The people behind the map: How TomTom teams keep cities moving during the Football World Championship
A few hours before kick-off, the city starts to shift. Roads that were open that morning begin to close. Shuttle routes replace regular traffic. Fans pour out of train stations, rideshare drivers circle temporary pick-up zones, and downtown streets begin to look less like everyday corridors and more like part of the stadium experience. Somewhere behind the scenes, a TomTom team is watching the map change with it.
During the Football World Championship, this scene repeats across 16 host venues in Canada, Mexico, and the United States. Over 39 days and 104 matches, millions of people move through cities that suddenly stop behaving like they usually do. Roads are restricted. Fan zones open. Public transport patterns shift. Weather, incidents, and last-minute decisions can ripple through an entire metro area.
So, how does a map keep up when an entire city starts behaving differently? Long before the first whistle blows, teams across TomTom are already preparing for that exact moment. The work begins before the world is watching.
For Luca Comi from the Map Experts team, preparation starts with the foundations: airports, stadiums, transportation hubs, major points of interest, and the road network connecting them. “With roughly 10% of roads changing every year, even familiar infrastructure requires fresh verification,” Luca explains.
That means checking one-way systems, new ramps, updated intersections, public transportation projects, and changes that may open just before the tournament begins. It also means building relationships with host cities so teams can get reliable updates directly from the source, not after the fact.
For Christian Cruz from the Traffic Quality team, the countdown began when the full match schedule was released. From that point on, each day became “a mix of planning ahead and responding in real time.” The work reaches far beyond stadium gates. Each host city has official fan events, some running for the full tournament, while pop-up gatherings and watch parties can create new movement patterns in places far from the pitch.
Once match day arrives, the map becomes a living system. Fan zones stretch across neighbourhoods. Security perimeters reshape entire districts. Shuttle routes replace normal traffic flows. Downtown streets turn into pedestrian-only areas. And as Christian notes, “even a small disruption can ripple outward when you’re dealing with crowds at this scale.”

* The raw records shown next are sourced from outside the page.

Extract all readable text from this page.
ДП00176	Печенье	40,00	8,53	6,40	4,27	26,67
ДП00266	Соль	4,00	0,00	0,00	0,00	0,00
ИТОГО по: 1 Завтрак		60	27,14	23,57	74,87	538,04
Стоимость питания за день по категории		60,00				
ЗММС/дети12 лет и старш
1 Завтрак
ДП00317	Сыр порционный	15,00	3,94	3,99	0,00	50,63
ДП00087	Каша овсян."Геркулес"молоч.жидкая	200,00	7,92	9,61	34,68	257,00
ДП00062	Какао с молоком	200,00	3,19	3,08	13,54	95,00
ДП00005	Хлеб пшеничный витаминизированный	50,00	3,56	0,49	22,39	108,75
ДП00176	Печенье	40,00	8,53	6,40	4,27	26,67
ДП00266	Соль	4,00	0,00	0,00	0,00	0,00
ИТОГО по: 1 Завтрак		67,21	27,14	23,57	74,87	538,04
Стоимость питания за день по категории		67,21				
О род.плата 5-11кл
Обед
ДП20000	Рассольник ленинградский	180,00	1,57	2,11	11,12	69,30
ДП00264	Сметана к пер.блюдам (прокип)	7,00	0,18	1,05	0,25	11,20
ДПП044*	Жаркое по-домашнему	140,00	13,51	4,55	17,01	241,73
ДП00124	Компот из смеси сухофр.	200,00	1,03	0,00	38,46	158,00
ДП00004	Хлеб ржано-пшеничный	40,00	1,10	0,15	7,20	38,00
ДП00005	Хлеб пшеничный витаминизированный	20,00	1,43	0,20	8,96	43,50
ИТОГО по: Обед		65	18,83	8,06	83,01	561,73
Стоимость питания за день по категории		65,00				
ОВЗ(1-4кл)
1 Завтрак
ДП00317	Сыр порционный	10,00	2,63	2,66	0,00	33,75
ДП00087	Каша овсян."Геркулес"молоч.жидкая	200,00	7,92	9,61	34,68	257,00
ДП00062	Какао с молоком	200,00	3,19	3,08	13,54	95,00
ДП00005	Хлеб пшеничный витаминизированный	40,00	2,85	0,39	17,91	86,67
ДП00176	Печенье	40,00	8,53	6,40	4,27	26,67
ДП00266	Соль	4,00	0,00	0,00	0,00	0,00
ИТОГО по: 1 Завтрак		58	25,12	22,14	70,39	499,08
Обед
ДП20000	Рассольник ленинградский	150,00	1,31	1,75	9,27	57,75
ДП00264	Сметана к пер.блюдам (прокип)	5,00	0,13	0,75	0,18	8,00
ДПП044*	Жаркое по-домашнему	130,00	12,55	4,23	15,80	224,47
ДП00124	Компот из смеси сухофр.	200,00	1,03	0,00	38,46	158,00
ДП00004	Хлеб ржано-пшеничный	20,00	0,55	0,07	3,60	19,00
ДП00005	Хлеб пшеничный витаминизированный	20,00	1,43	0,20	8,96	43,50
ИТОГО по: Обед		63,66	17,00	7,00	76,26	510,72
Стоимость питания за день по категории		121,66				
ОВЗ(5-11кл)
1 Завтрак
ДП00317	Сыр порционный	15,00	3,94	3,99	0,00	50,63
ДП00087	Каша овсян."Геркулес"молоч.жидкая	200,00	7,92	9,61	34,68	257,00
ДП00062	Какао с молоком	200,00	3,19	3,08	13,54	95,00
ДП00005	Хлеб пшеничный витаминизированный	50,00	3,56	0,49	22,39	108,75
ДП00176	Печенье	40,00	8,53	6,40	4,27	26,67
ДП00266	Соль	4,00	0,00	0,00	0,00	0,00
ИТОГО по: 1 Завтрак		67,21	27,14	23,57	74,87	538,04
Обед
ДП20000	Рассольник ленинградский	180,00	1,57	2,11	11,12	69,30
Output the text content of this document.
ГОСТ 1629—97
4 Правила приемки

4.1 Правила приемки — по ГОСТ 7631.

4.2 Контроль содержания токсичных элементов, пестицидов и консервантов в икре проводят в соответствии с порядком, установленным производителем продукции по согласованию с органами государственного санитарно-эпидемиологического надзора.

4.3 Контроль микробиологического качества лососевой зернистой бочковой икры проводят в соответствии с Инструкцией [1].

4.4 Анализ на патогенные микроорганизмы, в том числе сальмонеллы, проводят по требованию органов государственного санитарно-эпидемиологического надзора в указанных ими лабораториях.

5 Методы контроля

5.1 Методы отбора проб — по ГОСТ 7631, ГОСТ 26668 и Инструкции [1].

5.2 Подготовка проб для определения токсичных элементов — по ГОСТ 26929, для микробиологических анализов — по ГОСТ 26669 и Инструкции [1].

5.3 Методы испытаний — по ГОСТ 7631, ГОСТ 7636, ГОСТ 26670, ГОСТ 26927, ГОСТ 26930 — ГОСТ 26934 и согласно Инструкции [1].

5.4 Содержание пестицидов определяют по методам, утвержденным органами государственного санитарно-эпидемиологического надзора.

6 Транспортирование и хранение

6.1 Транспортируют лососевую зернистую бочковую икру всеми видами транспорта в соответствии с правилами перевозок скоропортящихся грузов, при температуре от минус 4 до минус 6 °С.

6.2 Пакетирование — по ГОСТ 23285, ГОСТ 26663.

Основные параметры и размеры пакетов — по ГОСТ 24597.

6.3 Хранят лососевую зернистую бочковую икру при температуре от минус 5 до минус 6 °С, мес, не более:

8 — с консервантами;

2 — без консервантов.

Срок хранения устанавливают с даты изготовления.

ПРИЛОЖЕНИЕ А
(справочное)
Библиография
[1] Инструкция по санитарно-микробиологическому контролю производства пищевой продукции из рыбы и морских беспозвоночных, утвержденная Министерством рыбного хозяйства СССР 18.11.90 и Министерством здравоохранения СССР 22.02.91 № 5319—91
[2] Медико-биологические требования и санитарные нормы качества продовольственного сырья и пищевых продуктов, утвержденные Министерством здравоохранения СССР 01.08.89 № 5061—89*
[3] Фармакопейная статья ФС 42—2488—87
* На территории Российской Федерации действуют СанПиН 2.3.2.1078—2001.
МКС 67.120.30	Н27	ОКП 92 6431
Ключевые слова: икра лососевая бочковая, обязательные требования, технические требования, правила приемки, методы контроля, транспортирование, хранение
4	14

Not every city communicates in the same way. Some cities share detailed, fast updates. Others require teams to rely on local news, social media, public webcams, or sudden traffic pattern changes to understand what is happening on the ground. During the tournament, those usual communication habits play out on a much bigger stage.
That is where the partnership between teams matters. Map Experts make sure the map starts accurate. Traffic Quality helps it stay accurate as conditions change minute by minute. Together, they create a continuous loop of preparation, monitoring, validation, and correction so drivers, visitors, and mobility services can keep moving with confidence.
In an age of artificial intelligence, it can be easy to assume maps update on their own. They do not.
AI helps teams move faster by surfacing signals at scale, from sudden speed drops to unusual congestion or possible closures mentioned in local news. But it does not understand context on its own. A slowdown could be normal rush hour, a last-minute fan zone setup, or construction equipment blocking a lane. A reported closure could be real, outdated, or simply incorrect.
Christian sees the same thing in live operations. With so much information coming in from different sources, human expertise is what helps teams decide what is trustworthy, what matters, and what needs to be reflected in the map. It is the layer of critical thinking, validation, and local understanding that turns information into guidance people can rely on.
For millions of fans navigating unfamiliar cities during the Football World Championship, the map is something they rarely think about. That is exactly the point.
Christian describes a similar kind of pride: knowing that residents can still get to work, visitors can reach a fan event or airport on time, and someone leaving a match might simply think, “That was actually easy.” Behind that ease is a huge amount of invisible work: planned closures, temporary transport hubs, pedestrian zones, airport traffic, downtown corridors, and constantly changing flows of people.
That is the quiet impact of location intelligence at TomTom. While millions focus on the Football World Championship, teams behind the scenes are helping routes stay reliable, maps stay accurate, and cities keep moving.
People, data, AI, and local insight all play a role. AI helps teams move faster. But it is human expertise that helps ensure they move in the right direction.